Intercorrono quasi quindici anni tra la pubblicazione di ´A.M.´, primo disco dei Wilco, e l’ultimo ´Wilco (The Album)´. Nel mezzo, la band di Jeff Tweedy ha perlustrato con perizia e curiosità il vasto territorio del country, del folk e del rock, partendo da un naturale proseguimento delle sonorità degli Uncle Tupelo, passando attraverso le sghembe ballate infarcite di elettronica di ´Yankee Hotel Foxtrot´ (con l’evidente apporto di Jim O´ Rourke), il suono inquieto, acido e sfacciatamente chitarristico di ´A Ghost Is Born´, il più rilassato e classicamente rock ´Sky Blue Sky´, fino ad arrivare all’omonimo ultimo album.
Ora, lontane le terribili emicranie di Tweedy e con una formazione stabile da circa quattro anni, i Wilco suonano meno sorprendenti, ma i loro standard compositivi si mantengono sempre eccelsi.
La band di Chicago pare aver assimilato tutta l’enciclopedia della musica rock, disseminando migliaia di piccoli frammenti sintattici in ognuno dei suoi lavori. Elencare i riferimenti musicali porterebbe ad una sterile prolissità. Ecco la chiave della grandezza di questo gruppo: aver fatto propri centinaia di ´suoni´ dalle diverse sfumature cromatiche ed averne creato uno, per dirla in tre parole, à la Wilco.
Anche in questa occasione i Nostri non hanno deluso le aspettative, collocando il nuovo lavoro ad un passo da ´Sky Blue Sky´.
Si inizia con ´Wilco (The Song)´, il cui verse è un tritasassi blueseggiante con Nels Cline che dispensa solo poche note, ma che si conficcano nella melodia come chiodi nel muro.
´One Wing´ è una splendida pop-rock song con un gran lavoro dell’ottimo Cline, il quale incendia il breve finale, che purtroppo s’interrompe sul più bello lasciandoci l’amaro in bocca (lo so, lo so, ognuno di noi avrebbe fatto carte false per un viaggio lisergico guidato da una lunga coda degna di ´At Least That’s What You Said´).

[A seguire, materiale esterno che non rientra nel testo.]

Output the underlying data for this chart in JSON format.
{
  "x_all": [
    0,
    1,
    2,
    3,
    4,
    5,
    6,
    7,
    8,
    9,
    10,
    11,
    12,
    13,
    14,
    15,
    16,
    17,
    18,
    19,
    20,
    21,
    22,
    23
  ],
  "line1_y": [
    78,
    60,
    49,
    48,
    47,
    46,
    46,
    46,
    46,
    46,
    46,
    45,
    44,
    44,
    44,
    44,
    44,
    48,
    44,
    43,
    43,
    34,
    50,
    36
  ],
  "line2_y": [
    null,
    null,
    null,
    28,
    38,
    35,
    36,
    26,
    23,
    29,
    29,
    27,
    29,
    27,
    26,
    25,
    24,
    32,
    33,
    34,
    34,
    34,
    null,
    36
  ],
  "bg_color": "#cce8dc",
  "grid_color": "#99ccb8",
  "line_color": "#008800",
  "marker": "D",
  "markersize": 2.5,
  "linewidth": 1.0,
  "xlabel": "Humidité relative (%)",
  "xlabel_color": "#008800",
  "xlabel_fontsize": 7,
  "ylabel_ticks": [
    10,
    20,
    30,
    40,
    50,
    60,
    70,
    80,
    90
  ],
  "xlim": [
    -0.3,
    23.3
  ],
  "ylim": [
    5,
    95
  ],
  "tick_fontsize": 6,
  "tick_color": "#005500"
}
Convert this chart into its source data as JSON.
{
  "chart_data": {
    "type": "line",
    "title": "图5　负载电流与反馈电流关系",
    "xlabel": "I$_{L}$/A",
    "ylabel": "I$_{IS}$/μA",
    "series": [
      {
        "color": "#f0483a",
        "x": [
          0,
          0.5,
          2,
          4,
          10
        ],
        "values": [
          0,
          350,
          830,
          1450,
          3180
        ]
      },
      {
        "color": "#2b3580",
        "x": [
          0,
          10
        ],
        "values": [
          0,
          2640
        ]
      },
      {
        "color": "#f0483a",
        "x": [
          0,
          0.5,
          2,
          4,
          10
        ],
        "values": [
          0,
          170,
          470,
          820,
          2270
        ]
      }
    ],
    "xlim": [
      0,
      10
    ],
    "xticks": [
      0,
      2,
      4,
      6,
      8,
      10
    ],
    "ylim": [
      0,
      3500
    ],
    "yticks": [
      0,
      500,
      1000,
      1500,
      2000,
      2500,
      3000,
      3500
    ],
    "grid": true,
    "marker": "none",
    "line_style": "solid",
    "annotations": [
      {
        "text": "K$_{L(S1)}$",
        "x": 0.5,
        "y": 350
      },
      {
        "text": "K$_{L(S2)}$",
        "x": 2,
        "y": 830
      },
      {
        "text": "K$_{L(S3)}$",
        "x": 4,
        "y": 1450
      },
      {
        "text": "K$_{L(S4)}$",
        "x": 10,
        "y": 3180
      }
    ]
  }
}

Sono ancora gli intrecci elettrici delle sei corde a tagliare in due ´Bull Black Nova´, un ossessivo stillicidio dettato dal piano di Mikael Jorgensen, con tanto di finale acido e vagamente noise. Perla!
La parte centrale dell’album è quieta e delicata. Spiccano ´You And I´, delizioso gioiellino country-pop, edulcorato dalla calda voce di Feist, e ´Solitaire´, il cui iniziale arpeggio di chitarra acustica è un salto a ritroso nel tempo che ci catapulta a quel capolavoro chiamato ´March 16-20 1992´. A destarci dal sogno sono gli interventi di lap steel ed organo che riportano il brano sui raffinati binari dei Wilco, ormai lontani dal mood appalachiano e rurale degli Uncle Tupelo.
Il ritmo riprende quota con il mid-tempo di ´I’ll Fight´ e l’acceso country-rock di ´Sonny Feeling´, entrambi melodicamente ineccepibili.
Certo, non siamo di fronte al capolavoro di Tweedy & company, ma semplicemente dinanzi ad una band che non sbaglia un colpo. E scusate se è poco!